A separate survey in July 2020 was commissioned by the All Ireland Institute of Hospice and Palliative Care (AIIHPC) and undertaken by iReach Insights to examine public understanding of palliative care in the context of COVID-19. It found that almost 2/3rds (65%) of adults in Northern Ireland agreed that palliative care could help them or a loved one, whilst 64% reported that they had been thinking more about death and dying than before, due to the COVID-19 pandemic, with the same number stating that the pandemic had increased the importance of discussing palliative care if they, or someone important to them had a life-limiting illness.
Karen Charnley, Director of the All Ireland Institute of Hospice and Palliative Care said: “The survey also showed that almost three out of four people (73%) in Northern Ireland would like to be supported to discuss and write down their wishes and preferences for care at the end of life. Opportunities for people to have these ongoing discussions in a sensitive, caring and supportive way, with a skilled professional, are to be welcomed.”
Notes to editors:
- Advance Care Planning (ACP) is an umbrella term covering personal, clinical, legal, and financial planning to prepare for a person’s future care. It is an on-going process of discussion between an individual, those close to them and health care professionals that ensures that people have the opportunity to have timely, realistic and practical discussions about what matters to them and to consider and record their wishes, feelings, beliefs and values, if they wish to do so. ACP discussions or decisions will be activated at a time in the future whenever the person cannot be directly involved in decision making because of a lack of capacity or where the person is unable to communicate what their wishes are.

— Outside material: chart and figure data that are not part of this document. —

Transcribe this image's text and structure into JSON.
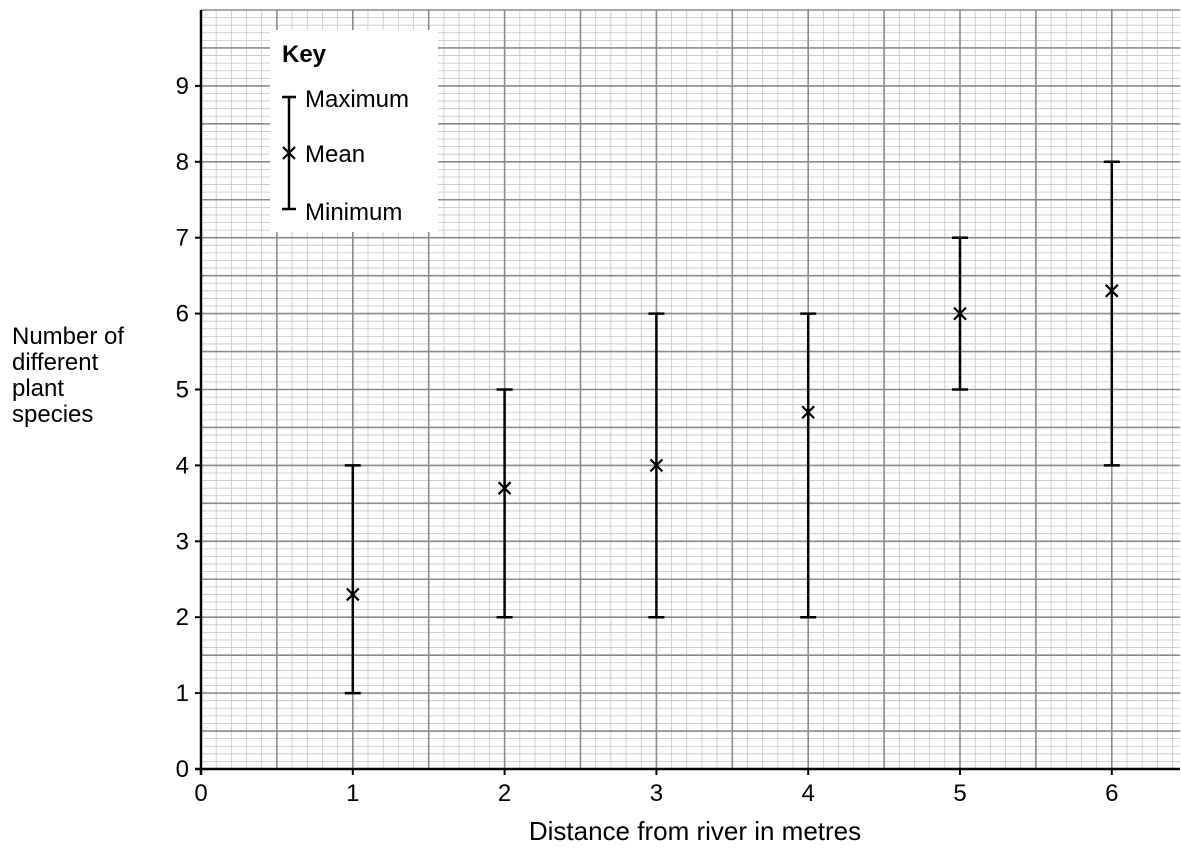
{
  "chart_data": {
    "type": "scatter",
    "title": "",
    "xlabel": "Distance from river in metres",
    "ylabel_lines": [
      "Number of",
      "different",
      "plant",
      "species"
    ],
    "xlim": [
      0,
      6.45
    ],
    "ylim": [
      0,
      10
    ],
    "x_ticks": [
      "0",
      "1",
      "2",
      "3",
      "4",
      "5",
      "6"
    ],
    "y_ticks": [
      "0",
      "1",
      "2",
      "3",
      "4",
      "5",
      "6",
      "7",
      "8",
      "9"
    ],
    "grid": true,
    "legend_position": "top-left",
    "key": {
      "title": "Key",
      "maximum_label": "Maximum",
      "mean_label": "Mean",
      "minimum_label": "Minimum"
    },
    "points": [
      {
        "x": 1,
        "min": 1,
        "mean": 2.3,
        "max": 4
      },
      {
        "x": 2,
        "min": 2,
        "mean": 3.7,
        "max": 5
      },
      {
        "x": 3,
        "min": 2,
        "mean": 4.0,
        "max": 6
      },
      {
        "x": 4,
        "min": 2,
        "mean": 4.7,
        "max": 6
      },
      {
        "x": 5,
        "min": 5,
        "mean": 6.0,
        "max": 7
      },
      {
        "x": 6,
        "min": 4,
        "mean": 6.3,
        "max": 8
      }
    ]
  }
}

- Advance care planning is important for adults of any age and at any stage in life.
- The Advance Care Planning policy will be for adults aged 18 years and over with a main focus on health and social care aspects of advance care planning. An early engagement process is ongoing to inform the development of the policy prior to public consultation later this year.
- A public health approach to palliative care recognises the role of society and community in enabling and supporting people living with life-limiting conditions, and those important to them, to live well with flexible, holistic and person-centred care. It also seeks to increase awareness, understanding and discussion around palliative care, as well as encourage and support advance care planning.
- The ‘Where are we now?’ research was undertaken by Ulster University as part of the Northern Ireland Life and Times (NILT) Annual Survey. NILT is a constituent part of ARK (Access, Knowledge, Research) which aims to support policy development and debate in Northern Ireland through providing information and critical analysis. The report can be accessed online. www.ulster.ac.uk/__data/assets/pdf_file/0012/819678/Where-are-we-now-Examining-public-knowledge-and-attitudes-towards-palliative-care-and-advance-care-planning-in-NI.pdf
- The research was based on a representative sample of adults from the NI population aged 18 years and over. A total of 1,201 interviews were conducted as part of Phase 1. Participants were invited to contribute further to a series of focus groups and one-to one interviews. A total of 25 participants participated in the further qualitative research elements.
- In July 2020, a sample population of 500 people across Northern Ireland were surveyed by iReach Insights for the All Ireland Institute of Hospice and Palliative Care. The survey provides an insight into the understanding of palliative care, how comfortable adults in NI are with discussing palliative care and how much of an impact the COVID-19 pandemic has had on their thoughts of palliative care. The report can be accessed online.